When we see very similar species living together in the same area at the same time, this suggests that either they're not really different species or they are subtly using the environment in different ways. I really want to emphasize that this multiplication of species is not a problem for evolution per se. There are plenty of examples today of very similar species living in a particular location. Examples include the honeycreepers of Hawaii and the finches of Galapagos. These different species can inhabit these limited locations by using different resources. For example, Galapagos finches with big beaks eat big seeds, and those with small beaks eat small seeds. So it's not impossible to imagine a bunch of australopith ape species all sharing the same habitats in east Africa, as long as they had slightly different ways to exploit the environment.
For me as a creationist, however, I'm excited about this discovery for a very different reason: I expected it. According to my understanding of kinds and species, the "two of every kind" that left Noah's Ark experienced a rapid and unprecedented increase in diversity in those first generations after the Flood. I don't know how many generations this diversifying lasted, and I don't know how diverse each kind became. In general, I think every kind diversified to an extent, and some generated many new species.

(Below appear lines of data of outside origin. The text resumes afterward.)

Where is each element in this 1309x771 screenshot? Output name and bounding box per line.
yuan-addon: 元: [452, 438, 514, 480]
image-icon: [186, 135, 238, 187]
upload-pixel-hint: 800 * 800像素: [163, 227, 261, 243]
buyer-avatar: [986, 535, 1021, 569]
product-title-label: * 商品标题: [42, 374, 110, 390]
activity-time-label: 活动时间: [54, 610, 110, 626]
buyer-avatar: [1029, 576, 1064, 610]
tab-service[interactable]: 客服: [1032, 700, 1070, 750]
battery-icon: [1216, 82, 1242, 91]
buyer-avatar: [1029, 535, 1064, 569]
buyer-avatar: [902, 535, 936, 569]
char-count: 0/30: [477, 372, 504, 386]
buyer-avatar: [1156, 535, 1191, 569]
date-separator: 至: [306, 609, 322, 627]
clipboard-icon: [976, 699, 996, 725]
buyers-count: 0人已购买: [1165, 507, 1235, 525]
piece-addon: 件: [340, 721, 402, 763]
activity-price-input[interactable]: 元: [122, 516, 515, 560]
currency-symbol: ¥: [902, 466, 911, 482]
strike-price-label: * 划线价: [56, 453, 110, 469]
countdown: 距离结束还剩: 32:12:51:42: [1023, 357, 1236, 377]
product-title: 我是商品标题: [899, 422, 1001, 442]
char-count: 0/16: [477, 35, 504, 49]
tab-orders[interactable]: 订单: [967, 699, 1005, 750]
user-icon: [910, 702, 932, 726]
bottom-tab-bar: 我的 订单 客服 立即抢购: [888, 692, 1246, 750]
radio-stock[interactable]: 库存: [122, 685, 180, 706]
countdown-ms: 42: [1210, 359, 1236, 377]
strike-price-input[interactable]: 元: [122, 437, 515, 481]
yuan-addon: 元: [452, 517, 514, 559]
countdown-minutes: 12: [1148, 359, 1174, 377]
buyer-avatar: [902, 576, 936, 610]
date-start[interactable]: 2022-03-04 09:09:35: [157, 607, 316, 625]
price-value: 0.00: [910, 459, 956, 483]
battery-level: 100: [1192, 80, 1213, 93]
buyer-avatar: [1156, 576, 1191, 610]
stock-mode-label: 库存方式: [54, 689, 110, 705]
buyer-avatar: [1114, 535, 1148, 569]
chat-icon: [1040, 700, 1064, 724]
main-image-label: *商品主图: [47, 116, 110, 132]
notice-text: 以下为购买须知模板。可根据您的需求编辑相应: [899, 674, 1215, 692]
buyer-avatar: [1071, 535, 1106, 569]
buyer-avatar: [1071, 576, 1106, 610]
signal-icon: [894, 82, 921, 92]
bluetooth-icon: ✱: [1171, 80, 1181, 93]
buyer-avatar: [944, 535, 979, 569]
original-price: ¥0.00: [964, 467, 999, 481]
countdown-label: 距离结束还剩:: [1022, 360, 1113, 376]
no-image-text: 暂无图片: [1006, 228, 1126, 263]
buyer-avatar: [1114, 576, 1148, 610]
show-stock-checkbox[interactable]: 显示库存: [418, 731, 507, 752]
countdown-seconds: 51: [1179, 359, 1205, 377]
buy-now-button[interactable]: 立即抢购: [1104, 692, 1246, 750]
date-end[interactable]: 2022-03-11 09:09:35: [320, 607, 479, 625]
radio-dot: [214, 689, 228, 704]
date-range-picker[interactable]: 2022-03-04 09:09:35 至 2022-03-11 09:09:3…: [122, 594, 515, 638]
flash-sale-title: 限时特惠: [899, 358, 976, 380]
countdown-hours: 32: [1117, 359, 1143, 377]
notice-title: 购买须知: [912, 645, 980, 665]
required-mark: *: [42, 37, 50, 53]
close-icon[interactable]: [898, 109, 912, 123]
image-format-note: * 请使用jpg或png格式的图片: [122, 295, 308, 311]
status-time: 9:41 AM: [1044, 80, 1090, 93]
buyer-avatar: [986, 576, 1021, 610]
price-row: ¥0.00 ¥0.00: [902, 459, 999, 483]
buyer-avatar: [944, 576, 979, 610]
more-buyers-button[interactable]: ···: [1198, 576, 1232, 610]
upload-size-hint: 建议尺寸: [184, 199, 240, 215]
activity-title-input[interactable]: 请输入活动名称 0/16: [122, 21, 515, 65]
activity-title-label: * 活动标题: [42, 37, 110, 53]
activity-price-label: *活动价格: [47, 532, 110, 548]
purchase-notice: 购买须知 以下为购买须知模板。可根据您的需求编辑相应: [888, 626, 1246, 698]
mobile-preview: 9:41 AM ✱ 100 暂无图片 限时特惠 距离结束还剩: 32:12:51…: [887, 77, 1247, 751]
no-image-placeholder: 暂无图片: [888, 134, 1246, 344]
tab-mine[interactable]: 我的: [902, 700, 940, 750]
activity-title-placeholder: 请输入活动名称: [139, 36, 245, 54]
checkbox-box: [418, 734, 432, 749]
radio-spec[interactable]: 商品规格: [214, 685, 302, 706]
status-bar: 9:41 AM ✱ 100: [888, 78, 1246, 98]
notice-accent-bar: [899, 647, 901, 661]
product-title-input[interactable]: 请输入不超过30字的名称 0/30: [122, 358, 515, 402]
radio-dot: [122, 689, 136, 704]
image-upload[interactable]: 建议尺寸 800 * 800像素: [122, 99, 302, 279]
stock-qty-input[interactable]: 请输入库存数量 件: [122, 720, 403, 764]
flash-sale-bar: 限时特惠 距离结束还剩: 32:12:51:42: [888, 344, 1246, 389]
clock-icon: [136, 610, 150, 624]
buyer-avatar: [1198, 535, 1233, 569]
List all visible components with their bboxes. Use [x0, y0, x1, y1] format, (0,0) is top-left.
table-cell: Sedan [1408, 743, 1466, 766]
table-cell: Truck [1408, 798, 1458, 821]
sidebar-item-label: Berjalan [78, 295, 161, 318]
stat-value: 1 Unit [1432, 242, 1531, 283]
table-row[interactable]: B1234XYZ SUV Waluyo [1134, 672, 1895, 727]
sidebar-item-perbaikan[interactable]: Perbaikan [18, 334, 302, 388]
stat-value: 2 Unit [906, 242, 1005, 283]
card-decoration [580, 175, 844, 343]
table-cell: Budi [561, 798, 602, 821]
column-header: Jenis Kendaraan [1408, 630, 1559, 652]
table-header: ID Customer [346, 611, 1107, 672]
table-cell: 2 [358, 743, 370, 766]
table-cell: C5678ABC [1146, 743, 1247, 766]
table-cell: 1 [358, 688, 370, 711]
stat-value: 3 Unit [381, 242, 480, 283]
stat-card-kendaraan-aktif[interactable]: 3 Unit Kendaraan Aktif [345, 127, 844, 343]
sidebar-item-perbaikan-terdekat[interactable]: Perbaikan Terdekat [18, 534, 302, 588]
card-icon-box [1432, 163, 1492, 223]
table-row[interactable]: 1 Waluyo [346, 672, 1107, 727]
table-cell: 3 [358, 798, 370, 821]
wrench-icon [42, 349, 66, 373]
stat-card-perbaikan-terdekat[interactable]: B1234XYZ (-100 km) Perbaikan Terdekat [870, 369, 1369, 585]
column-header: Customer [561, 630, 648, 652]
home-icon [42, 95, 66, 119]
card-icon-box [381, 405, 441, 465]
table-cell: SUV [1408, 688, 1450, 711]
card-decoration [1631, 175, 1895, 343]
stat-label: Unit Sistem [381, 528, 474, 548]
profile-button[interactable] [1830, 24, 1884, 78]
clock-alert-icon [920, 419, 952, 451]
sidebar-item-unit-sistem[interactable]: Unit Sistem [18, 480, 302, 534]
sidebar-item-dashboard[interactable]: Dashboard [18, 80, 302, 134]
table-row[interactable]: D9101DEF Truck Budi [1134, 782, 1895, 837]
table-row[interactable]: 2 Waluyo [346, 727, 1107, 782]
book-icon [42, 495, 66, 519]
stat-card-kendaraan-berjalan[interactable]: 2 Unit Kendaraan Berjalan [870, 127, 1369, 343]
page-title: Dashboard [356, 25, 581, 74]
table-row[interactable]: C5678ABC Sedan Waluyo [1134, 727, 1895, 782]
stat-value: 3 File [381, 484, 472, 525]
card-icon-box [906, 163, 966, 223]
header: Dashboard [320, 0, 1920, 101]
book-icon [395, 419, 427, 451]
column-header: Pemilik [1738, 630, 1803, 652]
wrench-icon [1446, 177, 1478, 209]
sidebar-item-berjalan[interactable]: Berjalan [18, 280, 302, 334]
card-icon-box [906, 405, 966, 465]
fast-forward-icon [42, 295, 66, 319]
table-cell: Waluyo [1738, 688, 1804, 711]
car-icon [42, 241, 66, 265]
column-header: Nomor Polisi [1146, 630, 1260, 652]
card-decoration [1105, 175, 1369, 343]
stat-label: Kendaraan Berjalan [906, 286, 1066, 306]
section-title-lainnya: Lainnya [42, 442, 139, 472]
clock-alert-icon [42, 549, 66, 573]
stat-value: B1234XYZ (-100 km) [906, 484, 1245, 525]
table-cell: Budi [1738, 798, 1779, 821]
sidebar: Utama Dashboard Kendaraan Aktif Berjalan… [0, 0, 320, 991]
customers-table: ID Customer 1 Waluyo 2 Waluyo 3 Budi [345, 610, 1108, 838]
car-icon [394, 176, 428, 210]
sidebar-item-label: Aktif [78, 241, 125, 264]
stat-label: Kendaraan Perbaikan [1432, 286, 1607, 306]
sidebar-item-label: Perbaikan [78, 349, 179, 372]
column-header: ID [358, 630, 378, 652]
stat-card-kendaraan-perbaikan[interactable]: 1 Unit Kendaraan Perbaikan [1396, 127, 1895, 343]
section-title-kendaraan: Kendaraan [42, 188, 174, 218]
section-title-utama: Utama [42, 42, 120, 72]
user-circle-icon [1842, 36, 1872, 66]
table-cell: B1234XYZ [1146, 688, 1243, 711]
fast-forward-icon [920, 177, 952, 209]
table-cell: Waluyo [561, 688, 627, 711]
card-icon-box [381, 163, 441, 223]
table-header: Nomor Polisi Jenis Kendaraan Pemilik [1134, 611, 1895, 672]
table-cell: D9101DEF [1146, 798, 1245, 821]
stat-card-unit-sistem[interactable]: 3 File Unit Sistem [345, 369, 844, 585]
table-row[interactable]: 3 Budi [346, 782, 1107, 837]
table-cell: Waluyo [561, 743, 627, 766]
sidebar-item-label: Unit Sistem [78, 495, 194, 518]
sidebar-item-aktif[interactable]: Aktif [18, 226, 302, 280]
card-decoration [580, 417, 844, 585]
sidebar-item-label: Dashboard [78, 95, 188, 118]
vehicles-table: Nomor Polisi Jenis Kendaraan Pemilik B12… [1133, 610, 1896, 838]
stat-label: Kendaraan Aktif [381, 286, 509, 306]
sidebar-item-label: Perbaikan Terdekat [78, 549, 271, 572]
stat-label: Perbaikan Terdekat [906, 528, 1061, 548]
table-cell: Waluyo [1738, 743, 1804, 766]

Remember your ecology, though: If you have too many similar species in one environment, it's not likely that they will all survive. I think that explains why when we look at the post-Flood fossil record, we find all manner of species that have gone extinct. In the exuberant rush of new species originating after the Flood, not all could survive, especially with the gigantic environmental fluctuations occurring as a direct result of the Flood.
All that to say that the multiplication of newly discovered australopith and human "species" in the recent years doesn't surprise me a bit. It's exciting to find more groups that experienced rapid diversification after the Flood. I think it's yet another confirmation that we creationist biologists are on the right track.
Haile-Selassie et al. 2015. New species from Ethiopia further expands Middle Pliocene hominin diversity. Nature 521:483-488.